The interior is a slightly industrial-looking space with a mix of low seating and high, steel-framed tables softened by the use of traditional-looking tableware and big lanterns. Greedy Girl headed there for a festive lunch with Nuts About Town and scored seats in the window overlooking Little Collins Street. Plenty of light, comfortable spot and high expectations for the cooking, even though on her one foray to Hu Tong (admittedly some years ago), she wasn’t a huge fan.
The food at East is in Shanghai/Szechuan style. The choice is substantial, without being crazy, but for lunch we barely glanced at the larger dishes, preferring a selection of dumplings, buns and wontons. The restaurant prides itself, unusually for many Chinese establishments in Melbourne, on its booze – cocktails in particular. Given it was a workday, we demurred and settled for just a couple of lime and sodas.
With Nuts About Town’s nut allergy, we needed to choose judiciously but we certainly didn’t struggle for a decent variety of dishes. Opting for a reasonably early lunch, we also enjoyed the initial peace and quiet; this is a restaurant floor that can get very loud, as we found by the time we’d finished eating. Some large gatherings were in and the party atmosphere drowned out chances for easy conversation.
Basically, all our choices were from East’s signature dumplings menu – their special truffle xiao long bao (pictured at the top of this post), wontons in a chilli sauce, garlic chives and prawn dumplings, barbecue pork buns and duck meat dumplings. All appeared in record time and we happily snacked from each.
The xiao long bao (there are three varieties on the menu) were an exciting mix. The traditional pork and prawn was topped with crab roe and black truffle. The crab roe gave it an additional complexity of flavour and a lovely salty hit. Delish. Next up, we tackled the wontons.
These were slippery little suckers and the chilli sauce packed a bit of bite – a welcome cut through for the richness of the other dishes. Topped with green spring onions and sesame seeds, it was presented very attractively. Nuts About Town, wearing a white top that required dry cleaning, was initially nervous at the sight of the runny broth but managed to survive lunch without even a hint of a speck on her clothing. Well played.
The steamed dumplings were served together. The chive and prawn variety didn’t have an intensely garlicky hit but were quite enjoyable, but the duck dumplings were a delight. Soft, flavourful meat, fragrant, tender and juicy. There were flecks of bean sprouts in there that added to the texture.

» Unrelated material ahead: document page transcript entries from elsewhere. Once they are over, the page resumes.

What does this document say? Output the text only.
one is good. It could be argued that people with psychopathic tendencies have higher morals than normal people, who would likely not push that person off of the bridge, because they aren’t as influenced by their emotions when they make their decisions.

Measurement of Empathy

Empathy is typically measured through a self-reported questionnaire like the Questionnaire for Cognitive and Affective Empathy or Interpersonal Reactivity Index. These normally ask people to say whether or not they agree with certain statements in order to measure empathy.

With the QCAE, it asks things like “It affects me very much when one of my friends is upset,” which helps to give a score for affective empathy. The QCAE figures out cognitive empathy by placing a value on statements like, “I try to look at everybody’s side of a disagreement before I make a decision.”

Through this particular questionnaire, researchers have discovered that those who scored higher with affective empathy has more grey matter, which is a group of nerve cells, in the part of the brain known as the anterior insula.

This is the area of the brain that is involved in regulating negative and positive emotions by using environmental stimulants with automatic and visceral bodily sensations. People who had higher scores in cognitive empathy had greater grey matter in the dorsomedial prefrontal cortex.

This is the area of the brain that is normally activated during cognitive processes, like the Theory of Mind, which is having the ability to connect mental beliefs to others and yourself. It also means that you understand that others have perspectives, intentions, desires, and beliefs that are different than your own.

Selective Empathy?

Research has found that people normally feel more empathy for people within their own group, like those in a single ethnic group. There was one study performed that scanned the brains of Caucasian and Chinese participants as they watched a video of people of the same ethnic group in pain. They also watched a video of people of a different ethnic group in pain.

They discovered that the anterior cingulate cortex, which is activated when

Last up were the barbecue pork buns. Greedy Girl isn’t the biggest fan of these as a rule when heading out for dim sum or yum cha but was happy to have a slight change of pace. These were huge, fluffy and the pork mix inside a bit too sweet for her liking. Note to first timers eating these – make sure you remove the little strip of paper attached to the bottom of the buns. It’s easy to miss it.
Done! A very reasonably-priced feast and a perfect meal for a work day lunch – given the speed with which it’s delivered. We were glad to depart because the noise emanating from some of the larger tables was verging on ear-splitting.
There’s accomplished cooking on offer here. Greedy Girl would be happy to return to sample more.